Он подвинулся в тень груши, снял соломенный брыль, пригладил редкие сивые волосы на голове, точно готовясь к чему-то торжественному.
— Бач, як мы живем! Сами мы земельку распушили и сад цей насадили. И всего теперь у нас в колгоспе вдосталь. И человек стал добрей. А раньше як жили? Паны да куркули душили хлебороба. Известно, горе горбит человека. Грыжа моя ще доси болить с того часу, як у пана надорвался. Очи мои ще доси подслеповаты с того часу, як дым их ел в курной хати. Каганцем[9] и лучиною освещались, да и за нею в другую губернию ходили.

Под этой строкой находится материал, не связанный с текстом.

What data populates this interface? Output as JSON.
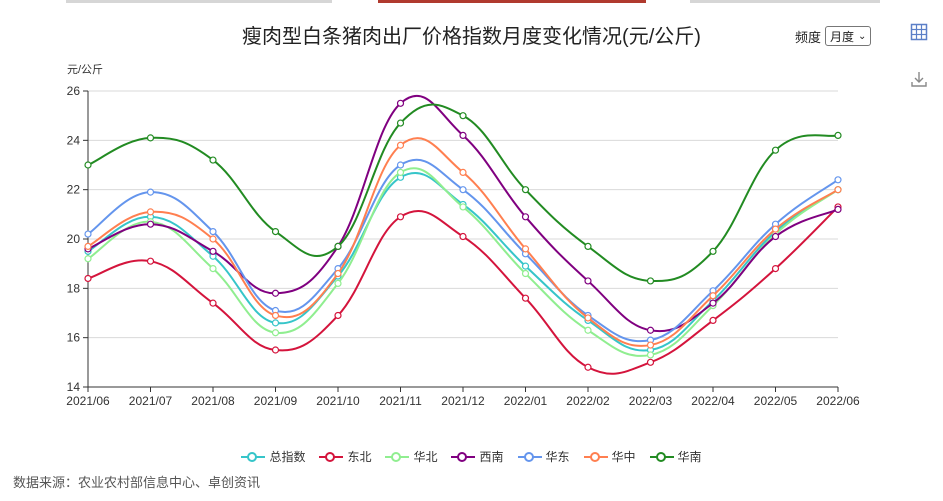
{
  "header": {
    "title": "瘦肉型白条猪肉出厂价格指数月度变化情况(元/公斤)",
    "freq_label": "频度",
    "freq_value": "月度"
  },
  "icons": {
    "table": "table-view-icon",
    "download": "download-icon"
  },
  "source": "数据来源：农业农村部信息中心、卓创资讯",
  "chart_data": {
    "type": "line",
    "title": "瘦肉型白条猪肉出厂价格指数月度变化情况(元/公斤)",
    "ylabel": "元/公斤",
    "xlabel": "",
    "ylim": [
      14,
      26
    ],
    "yticks": [
      14,
      16,
      18,
      20,
      22,
      24,
      26
    ],
    "grid": true,
    "legend_position": "bottom",
    "categories": [
      "2021/06",
      "2021/07",
      "2021/08",
      "2021/09",
      "2021/10",
      "2021/11",
      "2021/12",
      "2022/01",
      "2022/02",
      "2022/03",
      "2022/04",
      "2022/05",
      "2022/06"
    ],
    "series": [
      {
        "name": "总指数",
        "color": "#36c5c9",
        "values": [
          19.5,
          20.9,
          19.3,
          16.6,
          18.5,
          22.5,
          21.4,
          18.9,
          16.7,
          15.5,
          17.5,
          20.3,
          22.0
        ]
      },
      {
        "name": "东北",
        "color": "#d4143c",
        "values": [
          18.4,
          19.1,
          17.4,
          15.5,
          16.9,
          20.9,
          20.1,
          17.6,
          14.8,
          15.0,
          16.7,
          18.8,
          21.3
        ]
      },
      {
        "name": "华北",
        "color": "#90ee90",
        "values": [
          19.2,
          20.7,
          18.8,
          16.2,
          18.2,
          22.7,
          21.3,
          18.6,
          16.3,
          15.3,
          17.3,
          20.2,
          22.0
        ]
      },
      {
        "name": "西南",
        "color": "#800080",
        "values": [
          19.6,
          20.6,
          19.5,
          17.8,
          19.7,
          25.5,
          24.2,
          20.9,
          18.3,
          16.3,
          17.4,
          20.1,
          21.2
        ]
      },
      {
        "name": "华东",
        "color": "#6495ed",
        "values": [
          20.2,
          21.9,
          20.3,
          17.1,
          18.8,
          23.0,
          22.0,
          19.4,
          16.9,
          15.9,
          17.9,
          20.6,
          22.4
        ]
      },
      {
        "name": "华中",
        "color": "#ff7f50",
        "values": [
          19.7,
          21.1,
          20.0,
          16.9,
          18.6,
          23.8,
          22.7,
          19.6,
          16.8,
          15.7,
          17.7,
          20.4,
          22.0
        ]
      },
      {
        "name": "华南",
        "color": "#228b22",
        "values": [
          23.0,
          24.1,
          23.2,
          20.3,
          19.7,
          24.7,
          25.0,
          22.0,
          19.7,
          18.3,
          19.5,
          23.6,
          24.2
        ]
      }
    ]
  }
}
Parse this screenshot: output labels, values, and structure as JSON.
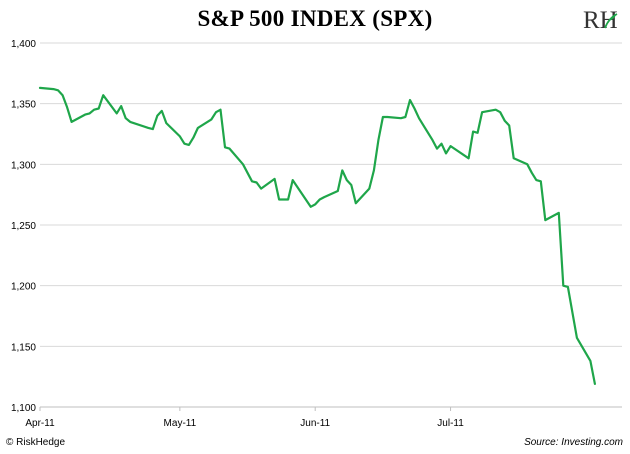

А теперь у нас в каждой хати электро и радио, а в клуби, як солнце, лустры сияют.
Дед указал на яблоньку, облепленную краснобокими яблоками. Подпорки держали пышную красавицу и не могли удержать — гнулись под тяжестью ее сочных плодов.
— По-мичурински саженец выходил, прививку сделал, и ось дывысь, що робится — яблок сила-силуща. Так мы ж скоро засыплем весь мир фруктою разною да пшеницею, як будем робить по-мичурински! Так слухай, Сашко. Было на свете богато царей, князей, панов и всяких там закордонных богачей. А ить мы счастливей, чем те цари, князья и богачи. Верь совести, счастливей! А все через що? Ты знаешь, хлопче, вид чого у поли мак цвите?
— Не, дидуся, не знаю.
— Слухай, Сашко. Та добре слухай.
Дед расчесал заскорузлыми пальцами белую, как ковыль, бороду, задумчиво посмотрел в сад, пронизанный лучами солнца. Было тихо, только дремотно жужжали пчелы.
— Был колысь на свете такой человек — Данько. Страшно бедовал народ от панов-помещиков. Всему хозяин был пан, а простой человек, мужик, рабом у него был, дни и ночи, всю жизнь работал на пана, а сам с голоду опухал. И степь широкая — глазом не охватишь, а трудящий человек жил, як в тюрьме. Так вот той Данько и стал учить людей, як им царей и панов скинуть и волю та землю получить. И народ стал гуртоваться, подниматься бунтами.